Am 23.01.2008 um 14:37 schrieb Sébastien Lorquet:
I'm not sure a magnetic sensor is useful when you have a GPS,
because a GPS can give you a heading as soon as the measured
velocity is not zero!
It is exactly useful for this reason: if you are not travelling by
car but as a pedestrian, the GPS direction calculation is quite
imprecise. And if you simply rotate the device to rotate the map, you
have velocity zero.
However I think it's possible to calibrate a magnetic sensor so
that it forgets its close magnetic environment and is only
sensitive to the intented magnetic signals. The magnetic
environment is stored as a "fingerprint" and is then substracted to
the raw measurements to get a correct value.

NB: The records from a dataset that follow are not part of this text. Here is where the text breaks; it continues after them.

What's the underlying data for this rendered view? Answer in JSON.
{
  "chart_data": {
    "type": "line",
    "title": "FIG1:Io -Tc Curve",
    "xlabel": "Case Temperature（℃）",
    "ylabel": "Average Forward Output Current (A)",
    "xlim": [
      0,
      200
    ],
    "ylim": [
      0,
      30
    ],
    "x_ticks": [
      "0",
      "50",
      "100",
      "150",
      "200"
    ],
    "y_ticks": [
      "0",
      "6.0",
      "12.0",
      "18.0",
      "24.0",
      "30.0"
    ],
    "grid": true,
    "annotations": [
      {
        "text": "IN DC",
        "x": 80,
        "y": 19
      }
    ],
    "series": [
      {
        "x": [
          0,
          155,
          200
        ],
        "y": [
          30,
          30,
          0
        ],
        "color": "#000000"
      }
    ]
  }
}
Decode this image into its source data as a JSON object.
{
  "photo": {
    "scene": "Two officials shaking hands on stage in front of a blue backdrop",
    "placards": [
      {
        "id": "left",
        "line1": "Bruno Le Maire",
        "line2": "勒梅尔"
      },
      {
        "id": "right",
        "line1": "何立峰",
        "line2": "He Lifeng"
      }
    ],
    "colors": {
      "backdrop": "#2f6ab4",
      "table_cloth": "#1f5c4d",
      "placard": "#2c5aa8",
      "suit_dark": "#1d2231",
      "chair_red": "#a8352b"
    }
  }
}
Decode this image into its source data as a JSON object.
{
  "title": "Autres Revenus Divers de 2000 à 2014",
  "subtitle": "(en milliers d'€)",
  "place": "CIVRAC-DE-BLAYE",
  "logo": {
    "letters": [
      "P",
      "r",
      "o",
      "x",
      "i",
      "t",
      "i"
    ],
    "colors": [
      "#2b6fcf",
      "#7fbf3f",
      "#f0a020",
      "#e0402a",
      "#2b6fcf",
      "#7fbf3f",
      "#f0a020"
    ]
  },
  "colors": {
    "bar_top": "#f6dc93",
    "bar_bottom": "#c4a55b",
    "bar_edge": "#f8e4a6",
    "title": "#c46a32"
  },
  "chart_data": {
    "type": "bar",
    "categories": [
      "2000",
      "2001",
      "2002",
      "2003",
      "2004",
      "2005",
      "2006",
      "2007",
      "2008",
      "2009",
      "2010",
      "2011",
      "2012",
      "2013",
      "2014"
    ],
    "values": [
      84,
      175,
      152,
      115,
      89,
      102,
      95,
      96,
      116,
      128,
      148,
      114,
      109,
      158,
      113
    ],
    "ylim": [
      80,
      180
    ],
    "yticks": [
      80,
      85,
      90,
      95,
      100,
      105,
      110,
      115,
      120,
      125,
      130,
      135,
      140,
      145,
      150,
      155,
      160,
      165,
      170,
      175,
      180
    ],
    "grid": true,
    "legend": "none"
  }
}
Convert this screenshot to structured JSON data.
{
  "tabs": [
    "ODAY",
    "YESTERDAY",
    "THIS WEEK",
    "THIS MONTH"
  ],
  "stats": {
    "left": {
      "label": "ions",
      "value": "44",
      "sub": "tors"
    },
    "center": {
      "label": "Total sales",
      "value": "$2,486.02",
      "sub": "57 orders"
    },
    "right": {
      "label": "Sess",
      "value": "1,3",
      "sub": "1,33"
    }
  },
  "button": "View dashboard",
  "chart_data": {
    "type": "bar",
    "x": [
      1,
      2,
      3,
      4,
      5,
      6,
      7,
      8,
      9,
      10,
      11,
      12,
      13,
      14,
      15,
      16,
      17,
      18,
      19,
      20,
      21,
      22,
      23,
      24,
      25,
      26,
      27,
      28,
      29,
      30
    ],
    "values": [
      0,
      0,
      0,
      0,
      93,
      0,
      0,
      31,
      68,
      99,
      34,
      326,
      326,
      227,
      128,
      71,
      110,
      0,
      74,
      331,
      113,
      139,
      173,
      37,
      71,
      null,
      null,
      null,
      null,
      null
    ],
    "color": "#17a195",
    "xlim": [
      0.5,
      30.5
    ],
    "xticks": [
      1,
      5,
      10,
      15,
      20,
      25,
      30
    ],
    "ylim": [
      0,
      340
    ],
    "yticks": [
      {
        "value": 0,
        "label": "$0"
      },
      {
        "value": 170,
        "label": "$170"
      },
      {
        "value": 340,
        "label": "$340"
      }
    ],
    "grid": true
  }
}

Look how the "Garmin eTrex summit" https://buy.garmin.com/shop/
shop.do?pID=143 is doing:
1. it has an additional magnetic sensor
2. you have to calibrate it once you replace the batteries (metallic/
magnetic!)
3. calibration is done by rotating the device once by 360 degrees in
approx. 2-3 seconds
Am 23.01.2008 um 14:25 schrieb Schmidt András:
I was thinking about two possible applications:
1. The map of a GPS map viewer application turns when you turn the
machine so it is always aligned with the environment (this
feature
is included on some GPS tools.)
2. A software rendered compass (I have already seen one on a
phone as
I mentioned in a previous mail)
4. the waypoint tracking map is rotated accoring to the orientation
of your device
5. a compass can be shown graphically
So, these ideas are indeed reasonable and already implemented in a
commercial GPS device but not in mobile phones.